Karma Choden and her sister had to drop out of school after fourth grade to help with chores at home and take care of the land they would one day inherit, while their three brothers stayed in school.
Karma grew up shy, got married at the age of 26, and soon had children of her own. 76% of women surveyed in her village thought that they should be housewives, and not get involved with community development.
In 2012, READ Bhutan received an award from Beyond Access to conduct women’s empowerment programs at the Ura READ Center. For the past year, READ has been conducting programs in Ura, where Karma and her family live, to empower women and give them a voice in their communities. The women learned public speaking and leadership skills, and formed women’s groups to discuss important issues.
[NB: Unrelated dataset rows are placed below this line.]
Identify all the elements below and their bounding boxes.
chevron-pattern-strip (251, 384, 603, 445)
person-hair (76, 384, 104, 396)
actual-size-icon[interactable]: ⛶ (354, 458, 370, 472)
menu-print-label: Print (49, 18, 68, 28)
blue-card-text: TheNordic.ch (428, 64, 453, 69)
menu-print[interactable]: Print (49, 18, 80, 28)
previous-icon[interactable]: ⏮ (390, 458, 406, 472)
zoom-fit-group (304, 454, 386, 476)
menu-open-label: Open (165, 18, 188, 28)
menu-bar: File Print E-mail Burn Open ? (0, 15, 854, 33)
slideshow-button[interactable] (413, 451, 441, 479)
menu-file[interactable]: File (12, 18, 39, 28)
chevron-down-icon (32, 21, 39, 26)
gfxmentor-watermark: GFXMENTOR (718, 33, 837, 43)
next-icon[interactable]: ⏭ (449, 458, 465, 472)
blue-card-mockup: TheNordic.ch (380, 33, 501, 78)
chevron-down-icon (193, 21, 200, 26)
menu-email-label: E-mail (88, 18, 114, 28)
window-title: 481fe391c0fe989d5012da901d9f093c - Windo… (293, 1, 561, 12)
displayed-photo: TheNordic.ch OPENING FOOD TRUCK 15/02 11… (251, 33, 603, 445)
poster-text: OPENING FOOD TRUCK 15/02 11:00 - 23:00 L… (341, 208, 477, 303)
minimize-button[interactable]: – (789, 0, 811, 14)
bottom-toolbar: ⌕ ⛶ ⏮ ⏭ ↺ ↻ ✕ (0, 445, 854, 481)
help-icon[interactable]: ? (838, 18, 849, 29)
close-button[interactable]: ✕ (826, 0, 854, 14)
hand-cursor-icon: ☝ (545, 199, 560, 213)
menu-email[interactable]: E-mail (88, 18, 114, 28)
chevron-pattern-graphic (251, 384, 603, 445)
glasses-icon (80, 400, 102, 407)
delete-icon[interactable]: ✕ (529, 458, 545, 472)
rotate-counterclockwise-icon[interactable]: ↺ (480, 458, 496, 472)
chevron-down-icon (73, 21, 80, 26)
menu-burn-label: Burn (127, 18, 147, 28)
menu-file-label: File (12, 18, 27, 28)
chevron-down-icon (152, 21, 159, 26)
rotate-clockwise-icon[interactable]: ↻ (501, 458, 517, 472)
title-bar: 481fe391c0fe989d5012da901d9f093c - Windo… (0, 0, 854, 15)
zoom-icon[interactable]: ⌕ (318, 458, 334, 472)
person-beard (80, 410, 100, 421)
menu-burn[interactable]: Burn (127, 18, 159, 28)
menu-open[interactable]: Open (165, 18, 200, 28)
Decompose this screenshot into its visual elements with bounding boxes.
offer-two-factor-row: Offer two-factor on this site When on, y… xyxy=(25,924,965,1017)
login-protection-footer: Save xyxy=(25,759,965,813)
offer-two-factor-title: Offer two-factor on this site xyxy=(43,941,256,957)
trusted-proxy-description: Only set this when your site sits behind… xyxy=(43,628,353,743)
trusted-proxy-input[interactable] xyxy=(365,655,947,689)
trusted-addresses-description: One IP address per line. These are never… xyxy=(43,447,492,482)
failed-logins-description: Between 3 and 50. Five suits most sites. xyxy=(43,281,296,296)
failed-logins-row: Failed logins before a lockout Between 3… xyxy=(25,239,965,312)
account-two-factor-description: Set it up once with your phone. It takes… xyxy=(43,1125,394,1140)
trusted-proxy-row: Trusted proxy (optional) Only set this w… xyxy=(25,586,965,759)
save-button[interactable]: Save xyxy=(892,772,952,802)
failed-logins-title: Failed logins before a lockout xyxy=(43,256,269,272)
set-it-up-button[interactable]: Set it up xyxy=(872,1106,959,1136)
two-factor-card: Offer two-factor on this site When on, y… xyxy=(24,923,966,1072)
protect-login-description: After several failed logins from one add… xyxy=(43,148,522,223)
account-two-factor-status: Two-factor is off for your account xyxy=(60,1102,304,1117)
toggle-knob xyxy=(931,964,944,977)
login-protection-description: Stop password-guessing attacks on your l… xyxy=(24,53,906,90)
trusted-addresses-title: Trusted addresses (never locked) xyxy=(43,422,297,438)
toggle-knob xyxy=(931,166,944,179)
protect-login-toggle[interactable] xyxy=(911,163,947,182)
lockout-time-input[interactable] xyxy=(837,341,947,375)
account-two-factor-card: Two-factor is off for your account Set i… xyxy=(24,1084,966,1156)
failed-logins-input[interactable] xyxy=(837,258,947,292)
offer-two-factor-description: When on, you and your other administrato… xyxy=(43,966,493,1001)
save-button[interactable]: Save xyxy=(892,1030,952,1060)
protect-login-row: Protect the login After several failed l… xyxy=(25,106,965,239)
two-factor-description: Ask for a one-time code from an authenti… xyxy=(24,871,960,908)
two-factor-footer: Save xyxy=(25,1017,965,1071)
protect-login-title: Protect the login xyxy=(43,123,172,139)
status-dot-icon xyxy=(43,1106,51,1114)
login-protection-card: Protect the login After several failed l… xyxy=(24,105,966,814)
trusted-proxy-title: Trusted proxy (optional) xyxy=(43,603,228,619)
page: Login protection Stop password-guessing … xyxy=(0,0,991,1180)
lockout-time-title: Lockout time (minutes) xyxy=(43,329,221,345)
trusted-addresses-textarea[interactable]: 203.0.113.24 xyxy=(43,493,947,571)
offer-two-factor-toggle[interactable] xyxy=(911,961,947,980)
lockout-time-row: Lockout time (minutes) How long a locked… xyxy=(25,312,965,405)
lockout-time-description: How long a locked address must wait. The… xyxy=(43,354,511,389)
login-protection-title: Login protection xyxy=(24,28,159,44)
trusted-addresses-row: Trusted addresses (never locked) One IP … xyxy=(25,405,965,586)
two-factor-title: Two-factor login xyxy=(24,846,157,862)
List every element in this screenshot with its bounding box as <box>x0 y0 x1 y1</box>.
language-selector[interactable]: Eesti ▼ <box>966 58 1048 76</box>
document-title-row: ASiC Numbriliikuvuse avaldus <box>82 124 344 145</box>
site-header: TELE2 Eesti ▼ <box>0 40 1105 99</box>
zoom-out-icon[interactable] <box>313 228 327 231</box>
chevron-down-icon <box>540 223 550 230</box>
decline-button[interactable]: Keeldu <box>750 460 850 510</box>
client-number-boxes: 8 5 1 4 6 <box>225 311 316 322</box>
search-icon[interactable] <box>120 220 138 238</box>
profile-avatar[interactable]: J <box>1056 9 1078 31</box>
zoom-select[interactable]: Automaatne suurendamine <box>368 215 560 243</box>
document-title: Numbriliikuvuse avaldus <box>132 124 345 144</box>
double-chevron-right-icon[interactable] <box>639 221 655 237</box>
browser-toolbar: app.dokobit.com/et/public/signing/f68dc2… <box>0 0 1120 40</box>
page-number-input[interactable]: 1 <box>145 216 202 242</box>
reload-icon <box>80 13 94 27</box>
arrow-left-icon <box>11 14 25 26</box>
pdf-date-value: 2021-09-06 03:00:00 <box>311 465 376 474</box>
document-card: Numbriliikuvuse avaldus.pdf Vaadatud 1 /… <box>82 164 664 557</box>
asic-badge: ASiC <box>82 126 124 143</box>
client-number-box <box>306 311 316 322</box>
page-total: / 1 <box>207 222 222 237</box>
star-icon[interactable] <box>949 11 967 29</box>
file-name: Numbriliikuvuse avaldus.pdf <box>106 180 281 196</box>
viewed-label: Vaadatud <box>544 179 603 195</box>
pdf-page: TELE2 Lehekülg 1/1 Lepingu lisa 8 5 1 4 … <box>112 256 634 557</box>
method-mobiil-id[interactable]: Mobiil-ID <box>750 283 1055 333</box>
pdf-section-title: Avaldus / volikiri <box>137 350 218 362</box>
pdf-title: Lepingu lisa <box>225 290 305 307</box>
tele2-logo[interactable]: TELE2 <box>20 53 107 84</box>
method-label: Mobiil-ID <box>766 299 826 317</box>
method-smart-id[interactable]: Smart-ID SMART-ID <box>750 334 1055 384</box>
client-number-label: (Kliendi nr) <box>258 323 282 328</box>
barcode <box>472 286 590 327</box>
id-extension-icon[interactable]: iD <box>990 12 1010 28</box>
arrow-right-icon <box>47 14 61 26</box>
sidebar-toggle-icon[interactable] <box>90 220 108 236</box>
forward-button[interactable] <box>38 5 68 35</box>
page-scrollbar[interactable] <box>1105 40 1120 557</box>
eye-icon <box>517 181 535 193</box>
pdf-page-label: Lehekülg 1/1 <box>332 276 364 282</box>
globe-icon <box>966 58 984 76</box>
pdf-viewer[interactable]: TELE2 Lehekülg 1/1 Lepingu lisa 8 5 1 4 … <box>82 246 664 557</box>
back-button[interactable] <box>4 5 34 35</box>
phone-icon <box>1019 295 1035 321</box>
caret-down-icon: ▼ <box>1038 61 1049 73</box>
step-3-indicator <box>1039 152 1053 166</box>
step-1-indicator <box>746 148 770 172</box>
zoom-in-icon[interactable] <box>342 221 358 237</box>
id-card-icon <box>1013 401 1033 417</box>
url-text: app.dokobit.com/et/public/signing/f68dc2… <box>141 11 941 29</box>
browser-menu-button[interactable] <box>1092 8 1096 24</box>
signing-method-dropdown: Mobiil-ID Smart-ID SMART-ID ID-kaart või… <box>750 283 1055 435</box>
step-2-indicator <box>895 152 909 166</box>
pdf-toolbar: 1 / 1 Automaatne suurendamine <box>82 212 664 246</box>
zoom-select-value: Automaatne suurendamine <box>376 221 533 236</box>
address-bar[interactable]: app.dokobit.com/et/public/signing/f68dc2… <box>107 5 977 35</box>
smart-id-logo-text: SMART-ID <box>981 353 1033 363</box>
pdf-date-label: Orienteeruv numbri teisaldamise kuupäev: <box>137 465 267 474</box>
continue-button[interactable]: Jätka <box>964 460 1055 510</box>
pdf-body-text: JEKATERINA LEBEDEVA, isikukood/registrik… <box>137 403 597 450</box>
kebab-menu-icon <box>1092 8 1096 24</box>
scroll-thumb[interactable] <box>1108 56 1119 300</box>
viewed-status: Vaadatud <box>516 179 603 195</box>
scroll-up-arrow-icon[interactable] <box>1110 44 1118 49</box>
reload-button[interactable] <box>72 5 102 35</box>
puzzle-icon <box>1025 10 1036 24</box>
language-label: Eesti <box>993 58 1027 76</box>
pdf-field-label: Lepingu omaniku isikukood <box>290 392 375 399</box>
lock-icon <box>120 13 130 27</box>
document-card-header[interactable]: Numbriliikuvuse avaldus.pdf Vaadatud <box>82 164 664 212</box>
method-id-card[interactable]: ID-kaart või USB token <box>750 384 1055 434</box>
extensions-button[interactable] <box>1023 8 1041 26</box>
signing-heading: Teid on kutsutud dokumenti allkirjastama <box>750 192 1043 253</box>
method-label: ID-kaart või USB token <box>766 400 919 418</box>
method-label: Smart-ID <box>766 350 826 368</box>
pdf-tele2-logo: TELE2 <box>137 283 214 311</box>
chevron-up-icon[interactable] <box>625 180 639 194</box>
Because Bhutanese women aren’t well represented in politics, the Ura READ Center also held meetings to listen to radio programs on democracy.
The “Women Represent” program has significantly changed the way Karma’s community views women.
After the program, the number of women who thought they should be confined to household chores dropped from 76% to 20%. What's more, before the program, less than half of community members thought girls and boys should have the same access to educational opportunities. Today, two-thirds think they should.
Because Karma never finished her education, she hadn't been participating in community meetings and was not able to understand the decisions made there. But then she took part in the Women Represent trainings, joined discussions about women’s empowerment, and gained the self-esteem necessary to assert herself at community meetings.
Karma is now the Chairperson for the Ura READ Center Management Committee—the first woman to hold a leadership position within a READ Center in Bhutan.